Nesting strategy of the American robin?
The female robin is responsible for finding a suitable nesting location and building the nest from scratch from grass, twigs, and a mud exterior. The male robin may come by the nest site before and during construction with supplies to help his female partner. Robin females build large, cup-shaped nests with rounded interior that is smoothed and moulded using moist mud from worm castings. The interiors are finished with a layer of fine grass. A female bird will spend about 5–7 days building her nest, though she may need less time on subsequent nests in the same year.
When do newborn American robins first go out of the nest?
Robin chicks are cared for by their parents for another three weeks after they leave the nest, at which point they have been there for about 13 days. The mother may have already started brooding her next clutch, leaving the male to care for the newly hatched young on his own.
How many broods do American robins have?
Most pairs of American robins will raise two or three broods per year, although occasionally a fourth brood will be attempted and successful. Every time a new batch of eggs is due to hatch, a brand-new nest is constructed.
Do American robins nest in the same place every year?
Even within the same year, robins may often build a brand-new nest for each clutch. They may, however, return to an old nesting location for supplies or to serve as a starting point for a new one.

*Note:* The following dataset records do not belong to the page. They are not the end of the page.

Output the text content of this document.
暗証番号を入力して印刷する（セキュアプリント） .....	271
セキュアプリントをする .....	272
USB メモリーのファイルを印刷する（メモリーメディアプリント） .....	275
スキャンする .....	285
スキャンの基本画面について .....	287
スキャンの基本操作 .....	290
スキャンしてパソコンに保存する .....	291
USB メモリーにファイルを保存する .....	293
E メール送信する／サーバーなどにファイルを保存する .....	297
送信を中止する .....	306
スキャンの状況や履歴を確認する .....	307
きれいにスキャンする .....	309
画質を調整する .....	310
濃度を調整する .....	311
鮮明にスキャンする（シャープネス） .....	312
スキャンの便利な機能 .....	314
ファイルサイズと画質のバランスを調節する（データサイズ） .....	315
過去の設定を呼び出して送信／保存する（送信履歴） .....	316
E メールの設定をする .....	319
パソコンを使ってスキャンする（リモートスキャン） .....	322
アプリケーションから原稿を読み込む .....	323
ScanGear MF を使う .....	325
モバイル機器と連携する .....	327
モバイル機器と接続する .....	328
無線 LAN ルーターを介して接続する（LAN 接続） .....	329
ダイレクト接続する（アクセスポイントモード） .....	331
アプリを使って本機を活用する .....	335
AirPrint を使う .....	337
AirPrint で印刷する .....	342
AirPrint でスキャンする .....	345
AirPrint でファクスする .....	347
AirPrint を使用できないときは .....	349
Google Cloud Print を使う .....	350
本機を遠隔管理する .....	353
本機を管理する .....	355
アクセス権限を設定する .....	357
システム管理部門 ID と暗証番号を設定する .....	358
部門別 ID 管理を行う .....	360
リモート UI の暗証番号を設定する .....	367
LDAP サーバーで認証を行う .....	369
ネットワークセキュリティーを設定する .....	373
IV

What do American robin eggs look like?
The name “robin egg blue” comes from the vivid blue of the eggs laid by American robins. There are no spots or other marks on an egg. Comparable to the size and weight of a quarter.
Do American robins use nest boxes?
For American robins to use a nest box, it must be built to specific specifications and put in a specific location. Instead of seeking cover among plants, robins would instead nest in an open-fronted box with a clear view of the outdoors, much like a nesting shelf. Placement of such boxes on the side of a building or beneath the eaves of a roof is more likely to attract robins as tenants. The nest box must be large enough for the robin to create its own base of twigs and mud on which to deposit its eggs, so size is an issue for a brooding robin.

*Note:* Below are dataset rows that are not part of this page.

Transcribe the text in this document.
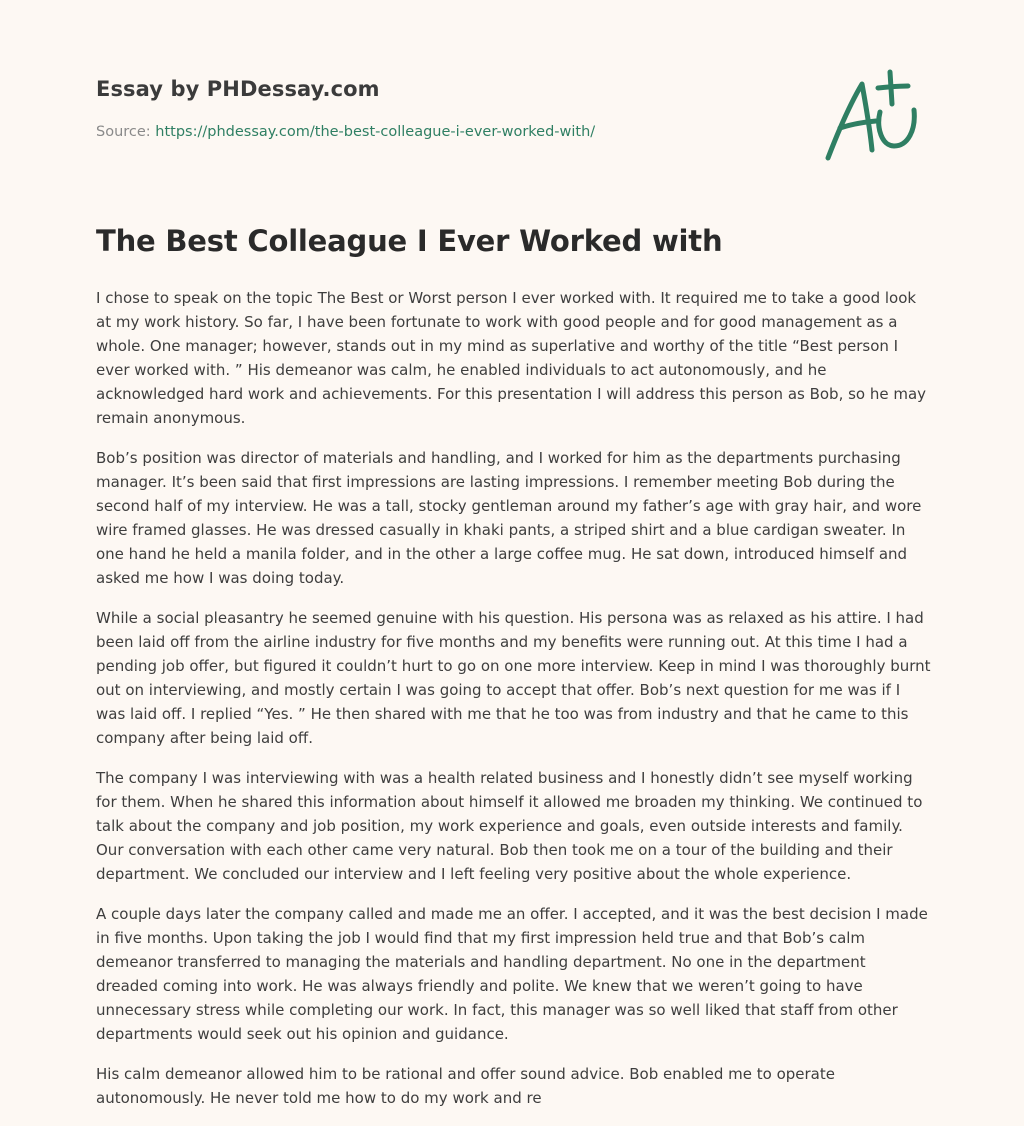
Essay by PHDessay.com
Source: https://phdessay.com/the-best-colleague-i-ever-worked-with/
The Best Colleague I Ever Worked with

I chose to speak on the topic The Best or Worst person I ever worked with. It required me to take a good look at my work history. So far, I have been fortunate to work with good people and for good management as a whole. One manager; however, stands out in my mind as superlative and worthy of the title “Best person I ever worked with. ” His demeanor was calm, he enabled individuals to act autonomously, and he acknowledged hard work and achievements. For this presentation I will address this person as Bob, so he may remain anonymous.

Bob’s position was director of materials and handling, and I worked for him as the departments purchasing manager. It’s been said that first impressions are lasting impressions. I remember meeting Bob during the second half of my interview. He was a tall, stocky gentleman around my father’s age with gray hair, and wore wire framed glasses. He was dressed casually in khaki pants, a striped shirt and a blue cardigan sweater. In one hand he held a manila folder, and in the other a large coffee mug. He sat down, introduced himself and asked me how I was doing today.

While a social pleasantry he seemed genuine with his question. His persona was as relaxed as his attire. I had been laid off from the airline industry for five months and my benefits were running out. At this time I had a pending job offer, but figured it couldn’t hurt to go on one more interview. Keep in mind I was thoroughly burnt out on interviewing, and mostly certain I was going to accept that offer. Bob’s next question for me was if I was laid off. I replied “Yes. ” He then shared with me that he too was from industry and that he came to this company after being laid off.

The company I was interviewing with was a health related business and I honestly didn’t see myself working for them. When he shared this information about himself it allowed me broaden my thinking. We continued to talk about the company and job position, my work experience and goals, even outside interests and family. Our conversation with each other came very natural. Bob then took me on a tour of the building and their department. We concluded our interview and I left feeling very positive about the whole experience.

A couple days later the company called and made me an offer. I accepted, and it was the best decision I made in five months. Upon taking the job I would find that my first impression held true and that Bob’s calm demeanor transferred to managing the materials and handling department. No one in the department dreaded coming into work. He was always friendly and polite. We knew that we weren’t going to have unnecessary stress while completing our work. In fact, this manager was so well liked that staff from other departments would seek out his opinion and guidance.

His calm demeanor allowed him to be rational and offer sound advice. Bob enabled me to operate autonomously. He never told me how to do my work and re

Where do American robins nest at night?
While female robins are tending to their young, the males will congregate at roosting sites such as tree branches, barns, or even under bridges. The juvenile robins will sleep with the males in the roosts after they have learned to fly. Adult female robins only visit roosts once they have done nesting. Thousands, if not tens of thousands, of robins, may share a single roosting location.
Do American robins nest in backyards?
There is no reason why a robin won’t nest in a backyard if the other conditions are right. A large thicket or shrubbery, or even just a shady tree on the lawn, could provide the necessary cover for a nest. Attaching a robin house, which often has an open front, to a house or shed can entice the birds to set up nests in close proximity to people.